Is it possible to create a byte[] C that is the 'difference between' byte[] A and byte[] B? The requirements for byte[] C is that knowing byte[] A, it is possible to create byte[] B.

That way, I will only need to transmit byte[] C to the second PC, which in theory would be only a fraction of the size of byte[] B.

I am looking for a solution to this problem in Java.

Thankyou very much for any help you can provide :)

EDIT: The nature of the updates to the data in most circumstances is extra bytes being inserted into parts of the array. Ofcourse it is possible that some bytes will be changed or some bytes deleted. the byte[] itself represents a tree of the names of all the files/folders on a target pc. the byte[] is originally created by creating a tree of custom objects, marshalling them with JSON, and then compressing that data with a zip algorithm. I am struggling to create an algorithm that can intelligently create object c.

EDIT 2: Thankyou so much for all the help everyone here has given, and I am sorry for not being active for such a long time. I'm most probably going to try to get an external library to do the delta-encoding for me. A great part about this thread is that I now know what I want to achieve is called! I believe that when I find an appropriate solution I will post it and accept it so others can see as to how I solved my problem.
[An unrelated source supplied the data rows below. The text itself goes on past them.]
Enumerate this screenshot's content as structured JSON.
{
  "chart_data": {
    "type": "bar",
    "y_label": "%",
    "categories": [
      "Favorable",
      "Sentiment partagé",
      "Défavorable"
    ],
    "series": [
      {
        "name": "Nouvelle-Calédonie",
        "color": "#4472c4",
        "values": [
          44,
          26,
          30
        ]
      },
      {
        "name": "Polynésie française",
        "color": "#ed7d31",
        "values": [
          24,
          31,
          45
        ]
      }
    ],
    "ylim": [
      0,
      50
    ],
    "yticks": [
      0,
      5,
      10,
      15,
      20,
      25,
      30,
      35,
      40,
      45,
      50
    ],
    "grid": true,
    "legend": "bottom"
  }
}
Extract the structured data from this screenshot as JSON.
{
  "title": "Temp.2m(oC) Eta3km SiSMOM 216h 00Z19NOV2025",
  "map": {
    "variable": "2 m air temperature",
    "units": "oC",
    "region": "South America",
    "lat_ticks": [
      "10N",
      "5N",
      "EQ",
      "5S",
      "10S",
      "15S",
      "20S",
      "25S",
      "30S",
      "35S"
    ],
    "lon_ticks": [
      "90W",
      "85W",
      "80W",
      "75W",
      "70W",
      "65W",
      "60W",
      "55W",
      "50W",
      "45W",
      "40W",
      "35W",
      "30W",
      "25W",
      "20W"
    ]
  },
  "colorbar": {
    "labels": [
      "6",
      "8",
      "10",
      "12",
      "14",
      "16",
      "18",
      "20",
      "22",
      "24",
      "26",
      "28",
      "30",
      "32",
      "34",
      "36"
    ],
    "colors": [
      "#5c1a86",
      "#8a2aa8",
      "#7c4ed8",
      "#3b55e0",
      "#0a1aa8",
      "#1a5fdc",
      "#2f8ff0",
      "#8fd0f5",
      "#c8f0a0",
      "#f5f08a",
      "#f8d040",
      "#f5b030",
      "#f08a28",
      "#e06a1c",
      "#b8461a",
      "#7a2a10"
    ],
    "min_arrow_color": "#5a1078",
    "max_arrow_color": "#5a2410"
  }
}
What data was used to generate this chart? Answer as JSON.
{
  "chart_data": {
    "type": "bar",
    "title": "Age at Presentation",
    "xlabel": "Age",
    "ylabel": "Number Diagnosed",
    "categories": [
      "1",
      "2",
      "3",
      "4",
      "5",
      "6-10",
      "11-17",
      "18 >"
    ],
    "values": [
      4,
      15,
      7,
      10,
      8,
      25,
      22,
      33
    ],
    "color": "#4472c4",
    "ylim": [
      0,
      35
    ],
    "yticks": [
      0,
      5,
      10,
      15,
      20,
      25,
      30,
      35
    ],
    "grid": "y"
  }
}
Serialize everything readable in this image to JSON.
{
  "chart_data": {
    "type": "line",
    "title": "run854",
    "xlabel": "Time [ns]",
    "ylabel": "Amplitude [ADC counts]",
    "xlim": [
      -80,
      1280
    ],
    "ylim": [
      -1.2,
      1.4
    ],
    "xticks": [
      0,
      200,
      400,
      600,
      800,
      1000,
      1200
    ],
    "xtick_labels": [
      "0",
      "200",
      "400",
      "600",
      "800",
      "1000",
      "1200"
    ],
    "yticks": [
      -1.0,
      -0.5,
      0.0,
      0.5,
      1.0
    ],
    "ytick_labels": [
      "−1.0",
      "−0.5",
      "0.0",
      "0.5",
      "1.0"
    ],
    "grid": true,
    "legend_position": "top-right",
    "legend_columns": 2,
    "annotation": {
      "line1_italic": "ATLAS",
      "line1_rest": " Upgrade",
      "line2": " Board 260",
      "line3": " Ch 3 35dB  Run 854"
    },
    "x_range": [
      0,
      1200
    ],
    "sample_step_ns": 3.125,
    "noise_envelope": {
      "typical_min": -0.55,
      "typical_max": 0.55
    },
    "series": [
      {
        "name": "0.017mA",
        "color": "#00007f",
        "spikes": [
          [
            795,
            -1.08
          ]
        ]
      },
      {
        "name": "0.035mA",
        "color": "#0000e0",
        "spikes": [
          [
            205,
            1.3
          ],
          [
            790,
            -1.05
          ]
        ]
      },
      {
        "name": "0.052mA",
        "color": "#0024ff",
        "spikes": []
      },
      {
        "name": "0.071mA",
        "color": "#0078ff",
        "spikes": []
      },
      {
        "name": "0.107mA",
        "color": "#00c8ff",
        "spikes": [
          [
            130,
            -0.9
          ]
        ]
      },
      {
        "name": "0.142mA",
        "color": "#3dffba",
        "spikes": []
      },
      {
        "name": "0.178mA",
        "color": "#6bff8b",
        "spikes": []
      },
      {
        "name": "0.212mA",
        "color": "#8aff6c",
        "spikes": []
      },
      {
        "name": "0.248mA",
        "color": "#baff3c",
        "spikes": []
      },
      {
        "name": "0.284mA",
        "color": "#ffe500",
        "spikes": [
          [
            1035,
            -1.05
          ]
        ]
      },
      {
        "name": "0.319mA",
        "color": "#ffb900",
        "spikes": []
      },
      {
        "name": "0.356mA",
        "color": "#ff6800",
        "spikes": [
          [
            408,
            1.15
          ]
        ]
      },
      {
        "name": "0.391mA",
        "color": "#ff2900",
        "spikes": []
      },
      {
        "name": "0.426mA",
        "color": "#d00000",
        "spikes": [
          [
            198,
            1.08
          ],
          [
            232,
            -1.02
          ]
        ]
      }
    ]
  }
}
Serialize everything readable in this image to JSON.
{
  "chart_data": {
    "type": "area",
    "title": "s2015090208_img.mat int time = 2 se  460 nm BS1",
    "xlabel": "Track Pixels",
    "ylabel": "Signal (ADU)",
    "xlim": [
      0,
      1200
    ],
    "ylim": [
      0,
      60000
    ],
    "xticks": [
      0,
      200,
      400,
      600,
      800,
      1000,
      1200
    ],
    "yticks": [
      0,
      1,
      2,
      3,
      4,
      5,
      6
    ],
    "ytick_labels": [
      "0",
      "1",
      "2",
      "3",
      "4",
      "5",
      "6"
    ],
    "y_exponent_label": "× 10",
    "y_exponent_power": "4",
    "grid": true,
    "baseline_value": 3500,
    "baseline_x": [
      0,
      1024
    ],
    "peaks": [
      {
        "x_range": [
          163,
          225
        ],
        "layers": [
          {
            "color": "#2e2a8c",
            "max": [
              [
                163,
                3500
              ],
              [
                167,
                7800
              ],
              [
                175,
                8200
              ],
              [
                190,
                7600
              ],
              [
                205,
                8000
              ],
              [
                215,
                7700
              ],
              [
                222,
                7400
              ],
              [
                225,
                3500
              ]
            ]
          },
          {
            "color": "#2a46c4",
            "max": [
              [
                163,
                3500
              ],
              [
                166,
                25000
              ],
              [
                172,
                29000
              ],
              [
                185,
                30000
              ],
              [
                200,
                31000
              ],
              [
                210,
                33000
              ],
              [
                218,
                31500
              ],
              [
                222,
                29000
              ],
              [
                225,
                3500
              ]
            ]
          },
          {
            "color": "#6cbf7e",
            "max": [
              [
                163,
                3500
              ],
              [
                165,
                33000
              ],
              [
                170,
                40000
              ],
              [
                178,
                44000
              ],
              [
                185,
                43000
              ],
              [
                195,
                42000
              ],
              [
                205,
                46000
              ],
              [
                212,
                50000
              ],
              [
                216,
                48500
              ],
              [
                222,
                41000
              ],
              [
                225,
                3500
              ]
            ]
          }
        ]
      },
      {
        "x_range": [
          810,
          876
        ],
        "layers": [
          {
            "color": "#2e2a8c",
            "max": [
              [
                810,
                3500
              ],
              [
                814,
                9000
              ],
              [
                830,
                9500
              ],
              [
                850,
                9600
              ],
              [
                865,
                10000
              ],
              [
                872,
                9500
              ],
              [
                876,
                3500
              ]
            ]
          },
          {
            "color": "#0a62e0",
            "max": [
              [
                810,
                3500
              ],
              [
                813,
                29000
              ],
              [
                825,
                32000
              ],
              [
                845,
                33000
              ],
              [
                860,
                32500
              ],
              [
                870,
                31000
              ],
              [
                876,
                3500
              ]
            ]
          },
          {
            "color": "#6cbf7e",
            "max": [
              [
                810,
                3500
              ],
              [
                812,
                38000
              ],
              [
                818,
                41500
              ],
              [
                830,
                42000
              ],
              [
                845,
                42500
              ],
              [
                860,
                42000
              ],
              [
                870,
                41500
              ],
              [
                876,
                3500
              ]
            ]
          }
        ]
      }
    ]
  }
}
Once again, thankyou very much for all your help.


Solution

  • So, what I ended up doing was using this:

    https://code.google.com/p/xdeltaencoder/

    From my test it works really really well. However, you will need to make sure to checksum the source (in my case fileAJson), as it does not do it automatically for you!

    Anyways, code below:

    //Create delta
    String[] deltaArgs = new String[]{fileAJson.getAbsolutePath(), fileBJson.getAbsolutePath(), fileDelta.getAbsolutePath()};
    XDeltaEncoder.main(deltaArgs);
    
    //Apply delta
    deltaArgs = new String[]{"-d", fileAJson.getAbsolutePath(), fileDelta.getAbsolutePath(), fileBTarget.getAbsolutePath()};
    XDeltaEncoder.main(deltaArgs);
    
    //Trivia, Surpisingly this also works
    deltaArgs = new String[]{"-d", fileBJson.getAbsolutePath(), fileDelta.getAbsolutePath(), fileBTarget.getAbsolutePath()};
    XDeltaEncoder.main(deltaArgs);